In an effort to ease a cash crunch, People’s Bank of China pumped a record 290 billion yuan ($46 billion) into the money markets Tuesday via reverse purchase agreements, or repos. Bank of China projects the central bank will lower banks' reserve requirement ratio, or RRR, once or twice within 2012 but said the chance of further benchmark interest rate cuts is slim.

Zong Qinghou, founder and chairman of beverage giant Wahaha Group, reclaimed the top position on the list in 2012, with a fortune of $12.6 billion.
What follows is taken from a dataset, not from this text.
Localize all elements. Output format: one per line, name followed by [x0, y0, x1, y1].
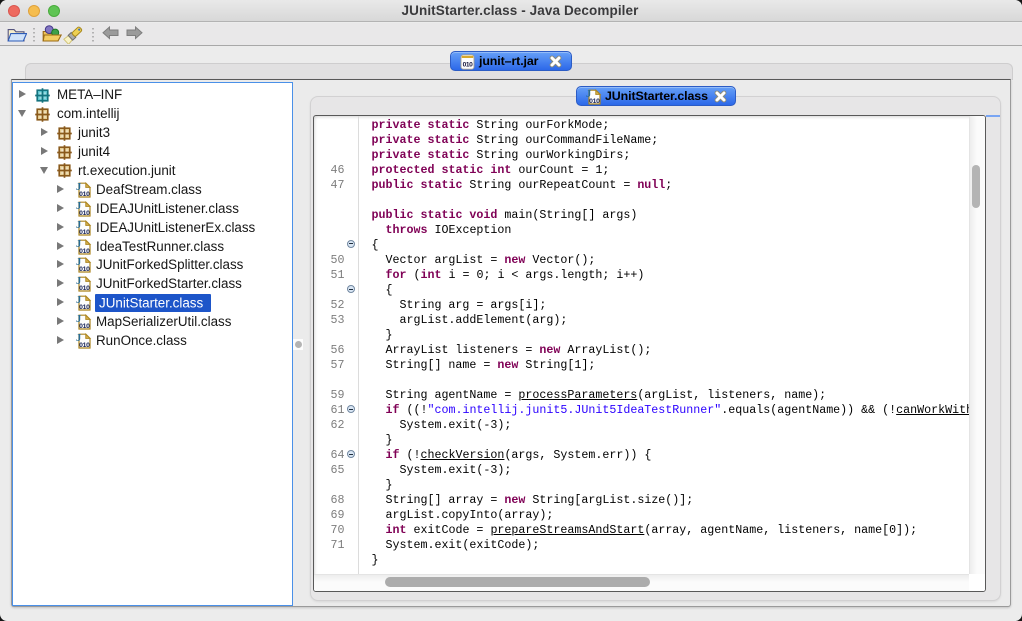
svg-text:010: 010	[463, 61, 474, 68]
Zong, 67, has seen his wealth increase from $10.7 billion a year earlier.

In second place is Wang Jianlin, with wealth of $10.3 billion, founder and chairman of property developer and cinema operator Dalian Wanda Group, which in early September bought AMC Entertainment in one of the biggest recent overseas acquisitions by a Chinese company.

Beijing is the city with the most Hurun Rich Listers, with 123 making the capital their home-based, up 12 on last year. Shanghai snatched back second place from Shenzhen as the second most popular city with 80 individuals.

The report also found that the higher up the list, the more likely they are to have a senior political appointment. Seven individuals on the Hurun Rich List 2012 are delegates to the 18th Party Congress, while 150 individuals were delegates to either the National People’s Congress or the Chinese People’s Political Consultative Conference, including four members of the NPC standing committee.

However, Shanghai-based authors Xianjie He, Oliver Rui and Tusheng Xiao found that there’s a price to pay for being included in a high-profile ranking.

In a paper called “The price of being a billionaire in China: evidence based on Hurun Rich List,” the authors concluded that “when the Rich List is announced, investors react negatively to the companies controlled by the listed entrepreneurs, and their market values drop significantly in the following three years, and the government is reluctant to assist listed entrepreneurs and their companies and even monitors them more closely.”

He and his colleagues also found that “listed entrepreneurs are far more likely to be investigated, arrested and charged than other entrepreneurs” and that “they tend to conceal profits through negative earnings management to avoid public attention.”